In many cases, the initial creditor that funds your home mortgage and receives the monthly obligations sells your promissory note to an investor in the secondary mortgage marketplace. The creditor continues as a servicer, without changing the conditions of your arrangement. Private and public investors buy mortgage notes developing a secondary mortgage market. The federal government dominates the U.S. secondary mortgage market throughout the associations Freddie Mac and Fannie Mae, accounting for 20 percent of all mortgage funds exchanged annually.


The secondary mortgage market is confused with funding. Where the secondary mortgage market entails investor earnings and purchase of promissory notes, secondary funding is a second or junior lien put on an already mortgaged property. Financing is also referred to.


The Federal National Mortgage Association, better known as Fannie Mae or simply FNMA, was created by the U.S. Congress with President Franklin D. Roosevelt in 1938 through the Great Depression to combat a housing catastrophe. FNMA was split into a shareholder-owned corporation and an organization known as the Government National Mortgage Association in 1968. The authorities established Freddie Mac in 1970 to handle the growth of Fannie Mae and stop a monopoly in the secondary mortgage marketplace.

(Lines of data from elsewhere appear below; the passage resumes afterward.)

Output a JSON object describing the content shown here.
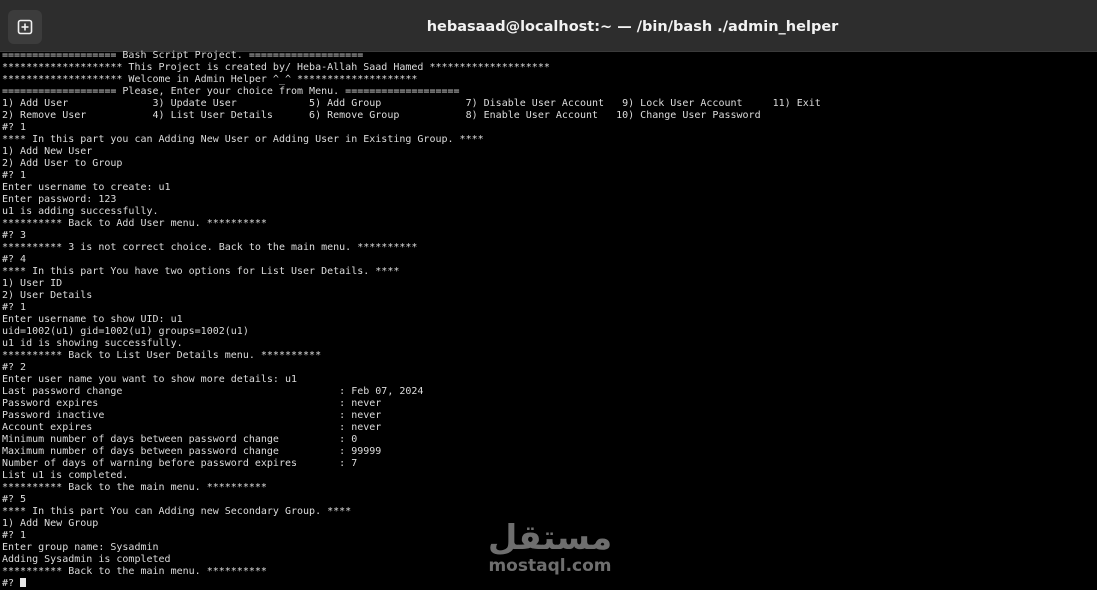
{
  "window": {
    "title": "hebasaad@localhost:~ — /bin/bash ./admin_helper"
  },
  "icons": {
    "new_tab": "new-tab-plus-icon"
  },
  "watermark": {
    "arabic": "مستقل",
    "latin": "mostaql.com"
  },
  "terminal": {
    "lines": [
      "=================== Bash Script Project. ===================",
      "******************** This Project is created by/ Heba-Allah Saad Hamed ********************",
      "******************** Welcome in Admin Helper ^_^ ********************",
      "=================== Please, Enter your choice from Menu. ===================",
      "1) Add User              3) Update User            5) Add Group              7) Disable User Account   9) Lock User Account     11) Exit",
      "2) Remove User           4) List User Details      6) Remove Group           8) Enable User Account   10) Change User Password",
      "#? 1",
      "**** In this part you can Adding New User or Adding User in Existing Group. ****",
      "1) Add New User",
      "2) Add User to Group",
      "#? 1",
      "Enter username to create: u1",
      "Enter password: 123",
      "u1 is adding successfully.",
      "********** Back to Add User menu. **********",
      "#? 3",
      "********** 3 is not correct choice. Back to the main menu. **********",
      "#? 4",
      "**** In this part You have two options for List User Details. ****",
      "1) User ID",
      "2) User Details",
      "#? 1",
      "Enter username to show UID: u1",
      "uid=1002(u1) gid=1002(u1) groups=1002(u1)",
      "u1 id is showing successfully.",
      "********** Back to List User Details menu. **********",
      "#? 2",
      "Enter user name you want to show more details: u1",
      "Last password change                                    : Feb 07, 2024",
      "Password expires                                        : never",
      "Password inactive                                       : never",
      "Account expires                                         : never",
      "Minimum number of days between password change          : 0",
      "Maximum number of days between password change          : 99999",
      "Number of days of warning before password expires       : 7",
      "List u1 is completed.",
      "********** Back to the main menu. **********",
      "#? 5",
      "**** In this part You can Adding new Secondary Group. ****",
      "1) Add New Group",
      "#? 1",
      "Enter group name: Sysadmin",
      "Adding Sysadmin is completed",
      "********** Back to the main menu. **********"
    ],
    "prompt": "#? "
  }
}
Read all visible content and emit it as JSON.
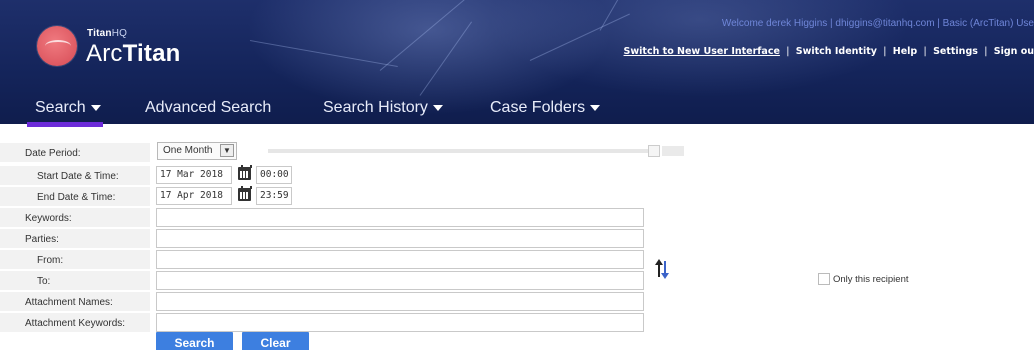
{
  "brand": {
    "company": "Titan",
    "company_suffix": "HQ",
    "product_prefix": "Arc",
    "product_bold": "Titan"
  },
  "header": {
    "welcome": "Welcome derek Higgins | dhiggins@titanhq.com | Basic (ArcTitan) Use",
    "links": [
      "Switch to New User Interface",
      "Switch Identity",
      "Help",
      "Settings",
      "Sign ou"
    ],
    "link_sep": "|"
  },
  "nav": {
    "items": [
      {
        "label": "Search",
        "dropdown": true,
        "active": true
      },
      {
        "label": "Advanced Search",
        "dropdown": false
      },
      {
        "label": "Search History",
        "dropdown": true
      },
      {
        "label": "Case Folders",
        "dropdown": true
      }
    ]
  },
  "form": {
    "date_period_label": "Date Period:",
    "date_period_value": "One Month",
    "start_label": "Start Date & Time:",
    "start_date": "17 Mar 2018",
    "start_time": "00:00",
    "end_label": "End Date & Time:",
    "end_date": "17 Apr 2018",
    "end_time": "23:59",
    "keywords_label": "Keywords:",
    "parties_label": "Parties:",
    "from_label": "From:",
    "to_label": "To:",
    "attachment_names_label": "Attachment Names:",
    "attachment_keywords_label": "Attachment Keywords:",
    "only_recipient_label": "Only this recipient"
  },
  "buttons": {
    "search": "Search",
    "clear": "Clear"
  },
  "colors": {
    "header_bg": "#17275f",
    "nav_active": "#6c2bd9",
    "button": "#3d7fe0",
    "logo": "#e05a63"
  }
}
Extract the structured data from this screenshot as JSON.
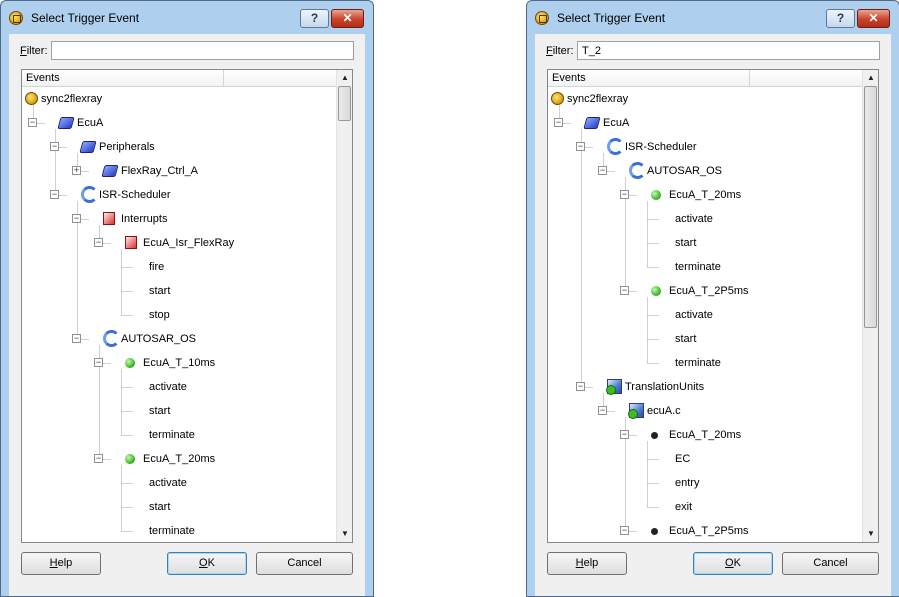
{
  "dialogs": [
    {
      "title": "Select Trigger Event",
      "help_glyph": "?",
      "close_glyph": "✕",
      "filter": {
        "label_key": "F",
        "label_rest": "ilter:",
        "value": ""
      },
      "columns": [
        "Events",
        ""
      ],
      "scroll_thumb_fraction": [
        0.0,
        0.08
      ],
      "tree": [
        {
          "label": "sync2flexray",
          "icon": "app-icon",
          "depth": 0,
          "expander": "none"
        },
        {
          "label": "EcuA",
          "icon": "ecu-icon",
          "depth": 1,
          "expander": "minus"
        },
        {
          "label": "Peripherals",
          "icon": "ecu-icon",
          "depth": 2,
          "expander": "minus"
        },
        {
          "label": "FlexRay_Ctrl_A",
          "icon": "ecu-icon",
          "depth": 3,
          "expander": "plus"
        },
        {
          "label": "ISR-Scheduler",
          "icon": "scheduler-icon",
          "depth": 2,
          "expander": "minus"
        },
        {
          "label": "Interrupts",
          "icon": "interrupt-icon",
          "depth": 3,
          "expander": "minus"
        },
        {
          "label": "EcuA_Isr_FlexRay",
          "icon": "interrupt-icon",
          "depth": 4,
          "expander": "minus"
        },
        {
          "label": "fire",
          "icon": "",
          "depth": 5,
          "expander": "none"
        },
        {
          "label": "start",
          "icon": "",
          "depth": 5,
          "expander": "none"
        },
        {
          "label": "stop",
          "icon": "",
          "depth": 5,
          "expander": "none"
        },
        {
          "label": "AUTOSAR_OS",
          "icon": "scheduler-icon",
          "depth": 3,
          "expander": "minus"
        },
        {
          "label": "EcuA_T_10ms",
          "icon": "task-icon",
          "depth": 4,
          "expander": "minus"
        },
        {
          "label": "activate",
          "icon": "",
          "depth": 5,
          "expander": "none"
        },
        {
          "label": "start",
          "icon": "",
          "depth": 5,
          "expander": "none"
        },
        {
          "label": "terminate",
          "icon": "",
          "depth": 5,
          "expander": "none"
        },
        {
          "label": "EcuA_T_20ms",
          "icon": "task-icon",
          "depth": 4,
          "expander": "minus"
        },
        {
          "label": "activate",
          "icon": "",
          "depth": 5,
          "expander": "none"
        },
        {
          "label": "start",
          "icon": "",
          "depth": 5,
          "expander": "none"
        },
        {
          "label": "terminate",
          "icon": "",
          "depth": 5,
          "expander": "none"
        }
      ],
      "buttons": {
        "help": {
          "key": "H",
          "rest": "elp"
        },
        "ok": {
          "key": "O",
          "rest": "K"
        },
        "cancel": {
          "label": "Cancel"
        }
      }
    },
    {
      "title": "Select Trigger Event",
      "help_glyph": "?",
      "close_glyph": "✕",
      "filter": {
        "label_key": "F",
        "label_rest": "ilter:",
        "value": "T_2"
      },
      "columns": [
        "Events",
        ""
      ],
      "scroll_thumb_fraction": [
        0.0,
        0.55
      ],
      "tree": [
        {
          "label": "sync2flexray",
          "icon": "app-icon",
          "depth": 0,
          "expander": "none"
        },
        {
          "label": "EcuA",
          "icon": "ecu-icon",
          "depth": 1,
          "expander": "minus"
        },
        {
          "label": "ISR-Scheduler",
          "icon": "scheduler-icon",
          "depth": 2,
          "expander": "minus"
        },
        {
          "label": "AUTOSAR_OS",
          "icon": "scheduler-icon",
          "depth": 3,
          "expander": "minus"
        },
        {
          "label": "EcuA_T_20ms",
          "icon": "task-icon",
          "depth": 4,
          "expander": "minus"
        },
        {
          "label": "activate",
          "icon": "",
          "depth": 5,
          "expander": "none"
        },
        {
          "label": "start",
          "icon": "",
          "depth": 5,
          "expander": "none"
        },
        {
          "label": "terminate",
          "icon": "",
          "depth": 5,
          "expander": "none"
        },
        {
          "label": "EcuA_T_2P5ms",
          "icon": "task-icon",
          "depth": 4,
          "expander": "minus"
        },
        {
          "label": "activate",
          "icon": "",
          "depth": 5,
          "expander": "none"
        },
        {
          "label": "start",
          "icon": "",
          "depth": 5,
          "expander": "none"
        },
        {
          "label": "terminate",
          "icon": "",
          "depth": 5,
          "expander": "none"
        },
        {
          "label": "TranslationUnits",
          "icon": "translation-unit-icon",
          "depth": 2,
          "expander": "minus"
        },
        {
          "label": "ecuA.c",
          "icon": "translation-unit-icon",
          "depth": 3,
          "expander": "minus"
        },
        {
          "label": "EcuA_T_20ms",
          "icon": "function-icon",
          "depth": 4,
          "expander": "minus"
        },
        {
          "label": "EC",
          "icon": "",
          "depth": 5,
          "expander": "none"
        },
        {
          "label": "entry",
          "icon": "",
          "depth": 5,
          "expander": "none"
        },
        {
          "label": "exit",
          "icon": "",
          "depth": 5,
          "expander": "none"
        },
        {
          "label": "EcuA_T_2P5ms",
          "icon": "function-icon",
          "depth": 4,
          "expander": "minus"
        }
      ],
      "buttons": {
        "help": {
          "key": "H",
          "rest": "elp"
        },
        "ok": {
          "key": "O",
          "rest": "K"
        },
        "cancel": {
          "label": "Cancel"
        }
      }
    }
  ]
}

Lenders sell shareholders a pool or even some group of mortgages in the kind of mortgage-backed securities that represent an undivided interest in its respective loans. The holder of the securities is entitled to the interest and principal payments. The government uses funds from overseas authorities, pensions and mutual funds to finance the purchase of main mortgages. Tasks of Fannie Mae and Freddie Mac are audited by the U.S. Office of Federal Housing Enterprise Oversight.


The secondary mortgage market arouses the housing market in general. When a mortgage creditor sells interest in a mortgage, extra funds are free which can be loaned to more borrowers. The secondary mortgage market helps facilitate homeownership. Investors benefit through a diverse investment portfolio also by regularly earning money through interest charged on the loans.


Investors in the secondary mortgage marketplace have loan standards set up to discriminate which kinds of loans are acquired. Fannie Mae and Freddie Mac have a maximum loan cap that changes annually and can be adjusted for regions with lower property values.